Victor’s propaganda really does explain why al-Husayni’s shameful collaboration has been circulated worldwide whilst Bose’s own dishonourable associations are brushed aside. It’s may be a crude attempt to deny all Palestinian rights in Jerusalem by implying collective guilt for Nazi crimes, but it is effective precisely because al-Husayni was a senior cleric, a representative of Palestinian Arabs in the 1930s and 1940s, and photos are a powerful and emotionally charged weapon. Equally, whilst hindsight can be convenient for making judgements about people's actions, it's hard to accept that those who collaborated with the Nazis were ignorant about the true nature of the regime they made an alliance with. The fact is that, driven by their own priorities, they chose to ignore the truth.
Moreover if, as many nationalists decided, the ends justify the means and yet you end up powerless to control history’s narrative, then you can hardly complain if your reputation is judged by the friends that you keep. Another example - at the beginning of July another nationalist who worked with Nazi Germany, this time the IRA leader
Seán Russell, made the news in Dublin because his
statue was defaced with slogans saying “Hitler’s friend” and “nazi scum”. In common with Bose and al-Husayni, Russell is alleged to have discussed with the German Foreign Ministry the idea of raising an "Irish Brigade" from Irish prisoners of war captured fighting for the British.

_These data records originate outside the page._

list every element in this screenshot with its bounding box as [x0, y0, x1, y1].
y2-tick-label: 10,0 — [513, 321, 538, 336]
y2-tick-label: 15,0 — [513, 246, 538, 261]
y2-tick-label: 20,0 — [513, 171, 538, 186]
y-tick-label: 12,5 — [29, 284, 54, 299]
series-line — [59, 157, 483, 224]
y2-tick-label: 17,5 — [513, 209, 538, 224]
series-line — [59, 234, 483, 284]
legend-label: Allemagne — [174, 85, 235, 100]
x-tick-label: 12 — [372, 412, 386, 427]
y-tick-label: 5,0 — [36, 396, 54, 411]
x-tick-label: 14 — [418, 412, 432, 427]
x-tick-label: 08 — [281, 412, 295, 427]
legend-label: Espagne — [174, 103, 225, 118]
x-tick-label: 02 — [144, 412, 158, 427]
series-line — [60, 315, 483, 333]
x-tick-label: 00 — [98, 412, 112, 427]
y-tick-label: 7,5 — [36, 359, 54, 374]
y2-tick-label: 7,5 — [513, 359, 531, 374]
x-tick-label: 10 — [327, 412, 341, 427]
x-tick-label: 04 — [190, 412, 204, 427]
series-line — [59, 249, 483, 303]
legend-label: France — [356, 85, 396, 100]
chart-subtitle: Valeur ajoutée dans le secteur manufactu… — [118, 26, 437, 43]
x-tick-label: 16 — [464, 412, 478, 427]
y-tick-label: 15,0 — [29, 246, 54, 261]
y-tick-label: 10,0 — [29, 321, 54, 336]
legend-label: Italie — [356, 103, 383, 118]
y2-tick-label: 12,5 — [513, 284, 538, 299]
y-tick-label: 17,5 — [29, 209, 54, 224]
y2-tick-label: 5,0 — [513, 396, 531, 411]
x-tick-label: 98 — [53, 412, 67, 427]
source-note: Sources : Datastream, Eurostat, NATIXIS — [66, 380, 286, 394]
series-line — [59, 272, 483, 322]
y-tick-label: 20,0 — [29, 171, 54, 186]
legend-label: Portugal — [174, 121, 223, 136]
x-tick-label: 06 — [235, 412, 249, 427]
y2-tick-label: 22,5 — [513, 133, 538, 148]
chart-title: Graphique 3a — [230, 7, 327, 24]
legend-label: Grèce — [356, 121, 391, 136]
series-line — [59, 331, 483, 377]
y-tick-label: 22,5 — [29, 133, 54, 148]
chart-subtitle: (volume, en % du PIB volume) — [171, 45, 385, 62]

Choosing allies wisely is important, but it’s a lesson that is not always learned. I’ve
written before about the dubious choice of allies made by sections of the Left who were driven by their own priorities in the anti-war movement, about the failure to provide a critique of some of the actions of these allies, about the damage caused by
the prominence of the “We Are All Hizbollah” banners on demonstrations and George Galloway’s
glorification of the leader of Hizbollah, Sheikh Sayyed Hassan Nasrallah. These things matter because of the ammunition it provides, because individual actions can be used to denigrate entire movements.
And few ever get off as lightly as Subhas Chandra Bose.